The bill revises ERISA Section 4062(e) to clarify that a “substantial cessation of operations” occurs when an employer permanently ceases operations at a facility and, as a result, there is a “workforce reduction” of more than 15 percent of all eligible employees at all facilities in the contributing employer’s controlled group.  Under the amendment, a “workforce reduction” would mean the number of eligible employees at a facility who are separated from employment by reason of the permanent cessation of operations of the employer at the facility.  Certain eligible employees would be excluded from the reduction analysis, including employees who, within a reasonable period of time, are replaced by the employer, at the same or another facility in the United States, by an employee who is a citizen or resident of the United States.  In addition, employees would not be not taken into consideration for these purposes following the sale or other disposition of the assets or stock of the employer if the acquiring entity maintains the single-employer plan of the predecessor employer that includes assets and liabilities attributable to the accrued benefit of the employee and either (1) the employee is separated from employment at the facility, but within a reasonable period of time, is replaced by the acquiring entity by an employee who is a citizen or resident of the United States, or (2) the eligible employees continues to be employed at the facility of the acquiring entity.
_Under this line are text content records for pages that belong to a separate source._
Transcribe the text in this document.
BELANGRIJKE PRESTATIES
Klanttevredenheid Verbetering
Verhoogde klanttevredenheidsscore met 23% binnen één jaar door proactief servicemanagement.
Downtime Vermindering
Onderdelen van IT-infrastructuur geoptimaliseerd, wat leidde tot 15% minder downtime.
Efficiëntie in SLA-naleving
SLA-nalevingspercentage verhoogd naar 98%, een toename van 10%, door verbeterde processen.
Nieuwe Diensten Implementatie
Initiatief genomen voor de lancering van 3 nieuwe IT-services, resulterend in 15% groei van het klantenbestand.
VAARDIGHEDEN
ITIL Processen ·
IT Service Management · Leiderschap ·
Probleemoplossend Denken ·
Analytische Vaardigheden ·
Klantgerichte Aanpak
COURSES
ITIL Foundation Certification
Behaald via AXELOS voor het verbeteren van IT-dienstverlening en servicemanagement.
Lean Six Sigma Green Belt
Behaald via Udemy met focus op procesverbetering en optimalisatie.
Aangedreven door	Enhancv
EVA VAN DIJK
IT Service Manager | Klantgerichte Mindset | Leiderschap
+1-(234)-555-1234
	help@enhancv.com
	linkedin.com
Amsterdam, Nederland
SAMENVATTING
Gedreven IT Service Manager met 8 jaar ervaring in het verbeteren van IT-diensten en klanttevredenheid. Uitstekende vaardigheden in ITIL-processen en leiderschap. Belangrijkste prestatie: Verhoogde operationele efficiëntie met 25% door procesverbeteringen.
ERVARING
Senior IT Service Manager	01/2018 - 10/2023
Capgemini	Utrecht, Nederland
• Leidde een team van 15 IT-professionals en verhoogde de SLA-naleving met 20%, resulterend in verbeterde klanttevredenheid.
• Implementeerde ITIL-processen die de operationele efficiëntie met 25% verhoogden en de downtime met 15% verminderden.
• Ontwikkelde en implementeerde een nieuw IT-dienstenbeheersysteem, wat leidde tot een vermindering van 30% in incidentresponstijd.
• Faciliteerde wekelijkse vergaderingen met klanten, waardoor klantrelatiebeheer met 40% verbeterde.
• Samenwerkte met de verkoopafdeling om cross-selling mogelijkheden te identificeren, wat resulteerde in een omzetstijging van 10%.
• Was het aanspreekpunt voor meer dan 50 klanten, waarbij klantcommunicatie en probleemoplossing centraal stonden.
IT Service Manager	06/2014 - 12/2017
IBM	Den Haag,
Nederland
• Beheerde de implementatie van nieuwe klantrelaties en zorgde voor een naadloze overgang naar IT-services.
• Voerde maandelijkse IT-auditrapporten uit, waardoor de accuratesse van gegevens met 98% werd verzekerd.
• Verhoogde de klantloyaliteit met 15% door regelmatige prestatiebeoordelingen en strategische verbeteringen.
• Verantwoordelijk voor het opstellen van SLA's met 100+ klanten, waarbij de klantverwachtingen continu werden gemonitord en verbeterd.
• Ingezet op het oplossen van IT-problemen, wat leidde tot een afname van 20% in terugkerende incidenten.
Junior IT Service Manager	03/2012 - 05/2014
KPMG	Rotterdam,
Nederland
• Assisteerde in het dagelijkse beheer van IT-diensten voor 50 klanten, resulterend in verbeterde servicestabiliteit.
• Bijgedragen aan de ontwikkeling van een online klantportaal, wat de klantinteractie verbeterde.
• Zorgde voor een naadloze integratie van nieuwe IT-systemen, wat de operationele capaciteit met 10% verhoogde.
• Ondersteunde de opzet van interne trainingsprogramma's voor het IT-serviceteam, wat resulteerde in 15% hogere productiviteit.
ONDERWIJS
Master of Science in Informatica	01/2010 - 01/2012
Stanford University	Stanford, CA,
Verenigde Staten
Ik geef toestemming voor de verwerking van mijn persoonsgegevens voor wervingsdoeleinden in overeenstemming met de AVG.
The Congressional Budget Office estimates that Senate Bill 2511 would reduce the contributions that plan sponsors are required to make to their plans as a result of terminating operations at a facility, leading to increases in employer revenues and decreases in direct spending.  The House of Representatives concluded its fall session on September 19, 2014 without acting on the bill.  It remains to be seen whether the House will take up the Senate bill when it returns for a “lame-duck” session after the mid-term elections.